José de Segovia La librería como lugar de encuentro

La lectura no sólo es compañía para al solitario. Es un placer.

La película es todo un canto de amor a los libros, que describe Coixet con delicadeza y sutil orfebrería en imágenes y silencios llenos de pequeños y reveladores gestos.

A finales de noviembre cerró CLC España y las tres librerías que todavía quedaban, dos de ellas fundadas por mis padres, cuando comenzaron en Madrid el trabajo del Centro de Literatura Cristiana en 1966. La misión nació en 1941 en Inglaterra, relacionada con WEC, que había nacido en 1913 con el jugador de criquet Studd. En las dos, la ‘c’ en inglés viene de cruzada, pero la España franquista no estaba para más cruzadas, pensó mi padre, y le cambió el nombre a Centro. La librería que abrió en la Gran Vía –entonces llamada Avenida José Antonio– estaba encubierta en una oficina en el número 66, sobre el cine que tenía el nombre de Gran Vía.

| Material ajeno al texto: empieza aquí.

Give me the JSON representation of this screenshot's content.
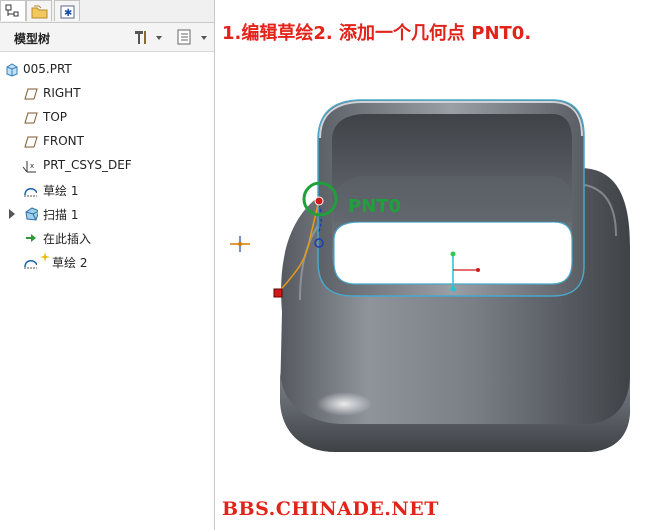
{
  "instruction": "1.编辑草绘2. 添加一个几何点 PNT0.",
  "point_label": "PNT0",
  "watermark": "BBS.CHINADE.NET",
  "panel": {
    "title": "模型树",
    "items": [
      {
        "label": "005.PRT",
        "icon": "part-icon"
      },
      {
        "label": "RIGHT",
        "icon": "datum-plane-icon"
      },
      {
        "label": "TOP",
        "icon": "datum-plane-icon"
      },
      {
        "label": "FRONT",
        "icon": "datum-plane-icon"
      },
      {
        "label": "PRT_CSYS_DEF",
        "icon": "coordinate-system-icon"
      },
      {
        "label": "草绘 1",
        "icon": "sketch-icon"
      },
      {
        "label": "扫描 1",
        "icon": "sweep-icon"
      },
      {
        "label": "在此插入",
        "icon": "insert-here-icon"
      },
      {
        "label": "草绘 2",
        "icon": "sketch-icon"
      }
    ]
  },
  "colors": {
    "instruction": "#e2231a",
    "point_highlight": "#1fa03c",
    "model": "#6e7580"
  }
}
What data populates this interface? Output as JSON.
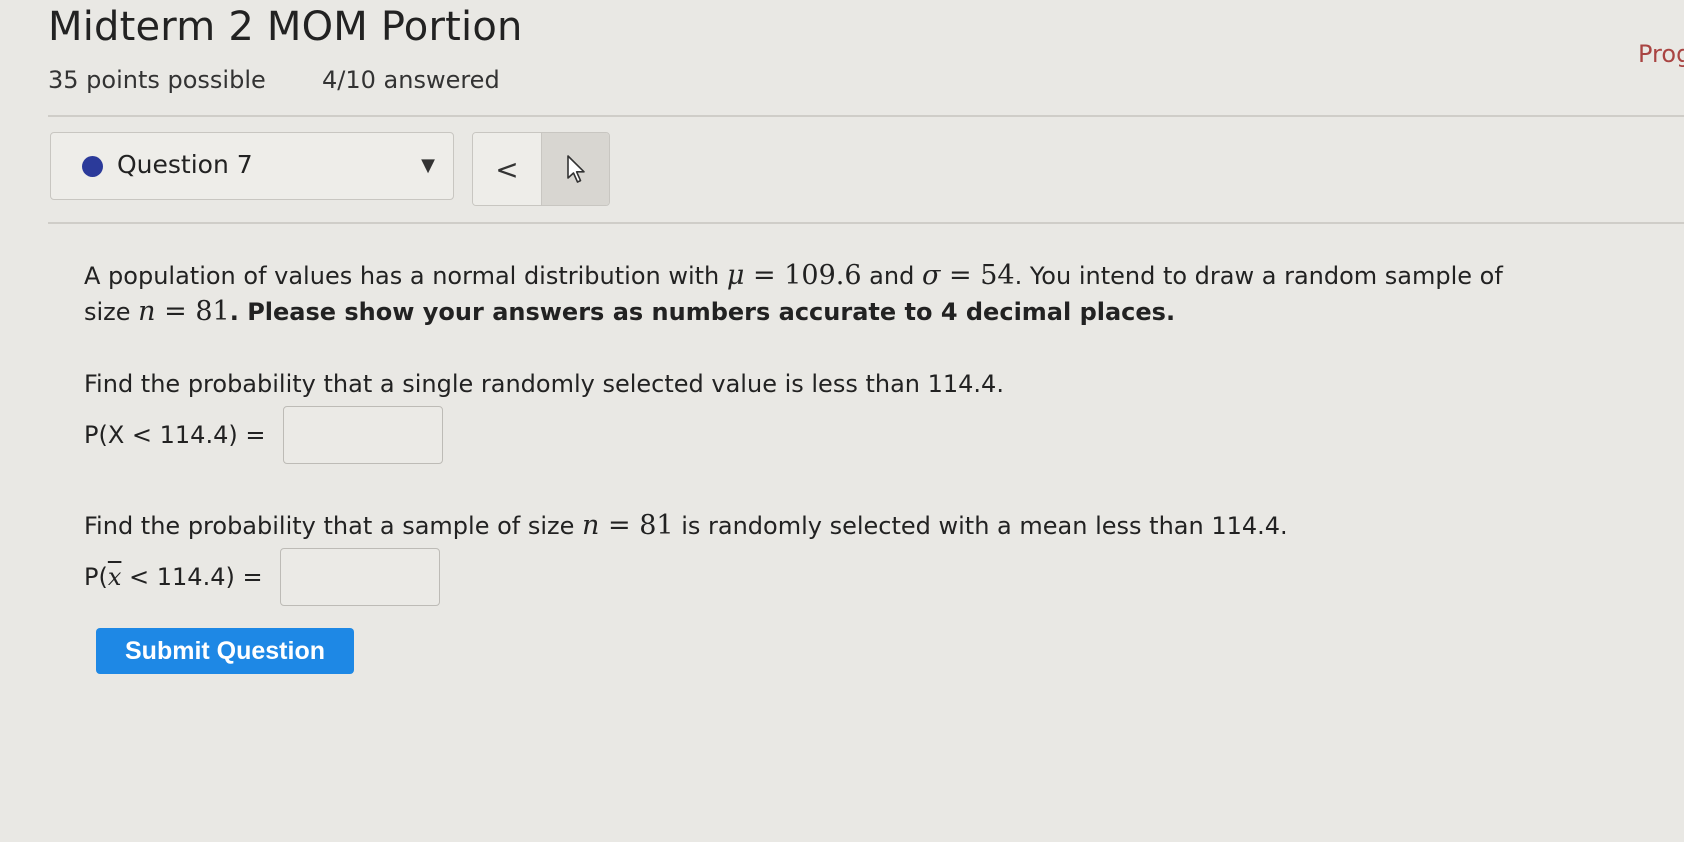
{
  "header": {
    "title": "Midterm 2 MOM Portion",
    "points": "35 points possible",
    "answered": "4/10 answered",
    "right_link": "Progress"
  },
  "question_select": {
    "label": "Question 7",
    "caret": "▼",
    "dot_color": "#2b3a9a"
  },
  "nav": {
    "prev": "<",
    "next_icon": "cursor-arrow-icon"
  },
  "question": {
    "intro_1": "A population of values has a normal distribution with ",
    "mu": "μ",
    "eq": " = ",
    "mu_val": "109.6",
    "and": " and ",
    "sigma": "σ",
    "sigma_val": "54",
    "intro_2": ". You intend to draw a random sample of size ",
    "n": "n",
    "n_val": "81",
    "intro_3": ". Please show your answers as numbers accurate to 4 decimal places.",
    "part1_prompt": "Find the probability that a single randomly selected value is less than 114.4.",
    "part1_label": "P(X < 114.4) = ",
    "part2_prompt_a": "Find the probability that a sample of size ",
    "part2_prompt_b": " is randomly selected with a mean less than 114.4.",
    "part2_label_a": "P(",
    "part2_xbar": "x",
    "part2_label_b": " < 114.4) = ",
    "part1_value": "",
    "part2_value": ""
  },
  "submit": {
    "label": "Submit Question",
    "color": "#1e88e5"
  }
}
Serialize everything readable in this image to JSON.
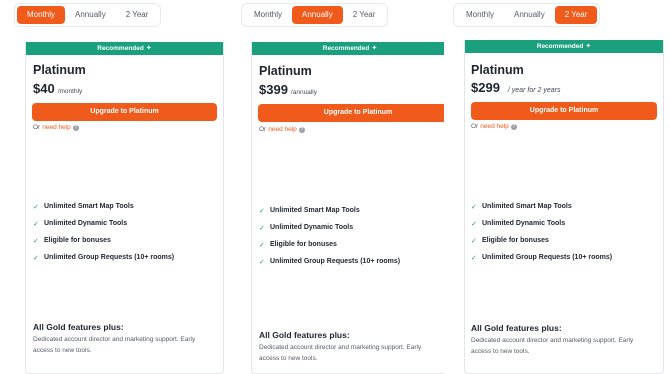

Fue un lugar de encuentro para los evangélicos de Madrid, como luego al lado de la Plaza de Toros de Ventas. Ya que una librería –a diferencia de una página web– es un lugar de reunión y diálogo, donde he conocido personas con las que todavía tengo relación hoy, simplemente hablando sobre libros.

Decía a C. S. Lewis, un personaje de Tierras de penumbra, que “leemos para saber que no estamos solos”. Isabel Coixet retoma la frase en La librería –la película ganadora de los Goya en 2018, que presentó en el festival de Berlín– para mostrarnos que “entre libros, nadie se puede sentir solo”. Es más, cuando leemos descubrimos que hay libros que nos leen a nosotros. De hecho, ¡en uno está la vida misma!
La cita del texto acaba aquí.